Les puffs sont définitivement interdites à la vente en Valais. Le Tribunal fédéral, dans un arrêt publié mercredi, ne trouve rien à redire à cette interdiction votée en 2024 par le parlement valaisan: il a rejeté les recours s'opposant à cette décision. Selon les juges fédéraux, cette interdiction est compatible avec le droit fédéral et elle ne contrevient pas à la liberté économique des recourants, dès lors qu'elle vise à protéger des intérêts publics prépondérants (la santé et l'environnement).

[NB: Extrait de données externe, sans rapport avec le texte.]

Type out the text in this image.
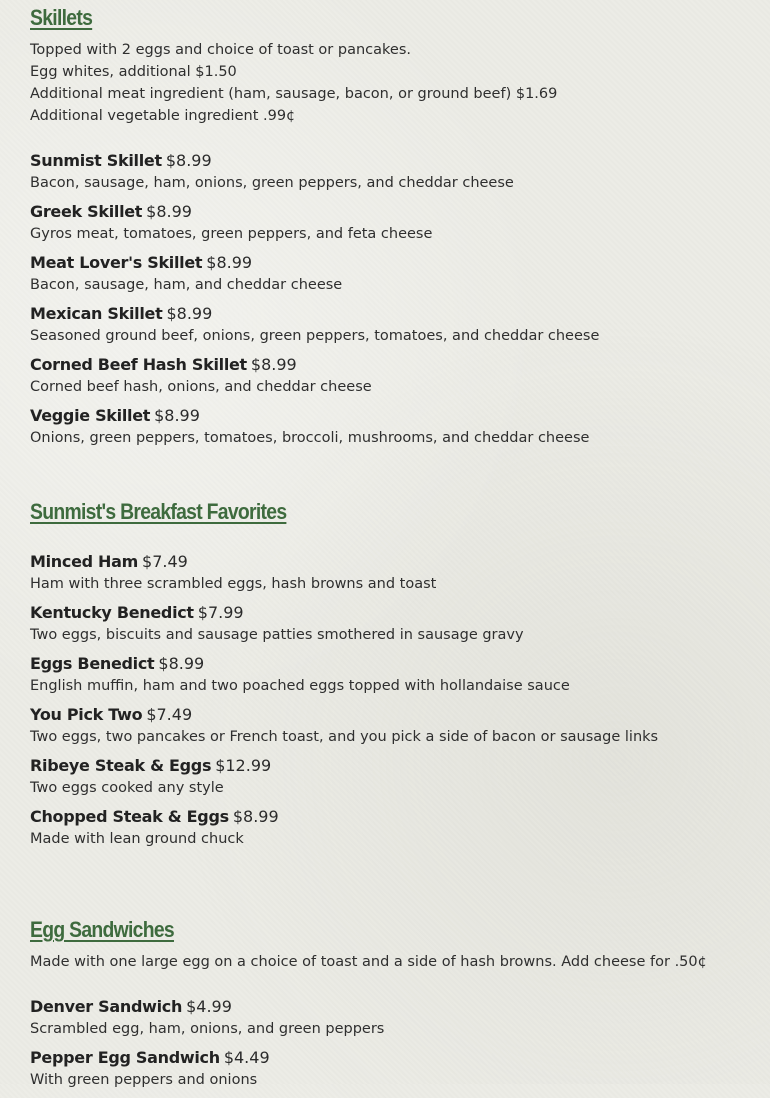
Skillets

Topped with 2 eggs and choice of toast or pancakes.

Egg whites, additional $1.50

Additional meat ingredient (ham, sausage, bacon, or ground beef) $1.69

Additional vegetable ingredient .99¢

Sunmist Skillet $8.99

Bacon, sausage, ham, onions, green peppers, and cheddar cheese

Greek Skillet $8.99

Gyros meat, tomatoes, green peppers, and feta cheese

Meat Lover's Skillet $8.99

Bacon, sausage, ham, and cheddar cheese

Mexican Skillet $8.99

Seasoned ground beef, onions, green peppers, tomatoes, and cheddar cheese

Corned Beef Hash Skillet $8.99

Corned beef hash, onions, and cheddar cheese

Veggie Skillet $8.99

Onions, green peppers, tomatoes, broccoli, mushrooms, and cheddar cheese

Sunmist's Breakfast Favorites

Minced Ham $7.49

Ham with three scrambled eggs, hash browns and toast

Kentucky Benedict $7.99

Two eggs, biscuits and sausage patties smothered in sausage gravy

Eggs Benedict $8.99

English muffin, ham and two poached eggs topped with hollandaise sauce

You Pick Two $7.49

Two eggs, two pancakes or French toast, and you pick a side of bacon or sausage links

Ribeye Steak & Eggs $12.99

Two eggs cooked any style

Chopped Steak & Eggs $8.99

Made with lean ground chuck

Egg Sandwiches

Made with one large egg on a choice of toast and a side of hash browns. Add cheese for .50¢

Denver Sandwich $4.99

Scrambled egg, ham, onions, and green peppers

Pepper Egg Sandwich $4.49

With green peppers and onions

La décision du Parlement cantonal, qui inscrit l'interdiction de vente dans la Loi cantonale sur la santé (LS/VS), est entrée en vigueur en mai 2025. Depuis lors, il est interdit de vendre des cigarettes électroniques jetables, sous peine de sanctions pénales.
Violation de la liberté économique?
Pas moins de quatre entités avaient interjeté recours devant le Tribunal fédéral pour contester l'interdiction: la faîtière de la branche du tabac Swiss Tobacco conjointement avec une station-service sise dans le Haut-Valais, le cigarettier Philip Morris Switzerland ainsi que la propriétaire d'un kiosque à Sion.
Leurs griefs consistent notamment à souligner qu'une telle interdiction ne relève que de la compétence de la Confédération, les lois fédérales en question ne laissant aucune marge de manoeuvre aux cantons. Ils soulèvent également une violation de leur liberté économique.
Deux buts de protection: la santé et l'environnement
Le Tribunal fédéral, en procédant dans une décision de principe au contrôle abstrait de la loi cantonale, commence par relever que les recourants partent de l'idée erronée que l'interdiction vise essentiellement à protéger la santé publique.
Les juges de Mon repos sont au contraire d'avis que l'interdiction de vendre des puffs vise non pas un intérêt public, mais bien deux: la protection de la santé, mais également celle de l'environnement. Le Tribunal fédéral le justifie en relevant que lors des débats au Grand Conseil, il a toujours été mention de ces deux «raisons principales».
Ensuite, le Tribunal fédéral juge que la loi valaisanne est conforme au droit fédéral de l'environnement. En effet, les cantons peuvent promulguer des lois dans ce domaine lorsqu'elles complètent ou renforcent le droit fédéral.
Un risque de contamination des eaux et d'incendie
C'est le cas lorsque la Confédération n'a pas encore traité un aspect par ordonnance: les cantons sont autorisés à légiférer et servir ainsi de «champ d'expérimentation» en attendant que Berne légifère sur cette question.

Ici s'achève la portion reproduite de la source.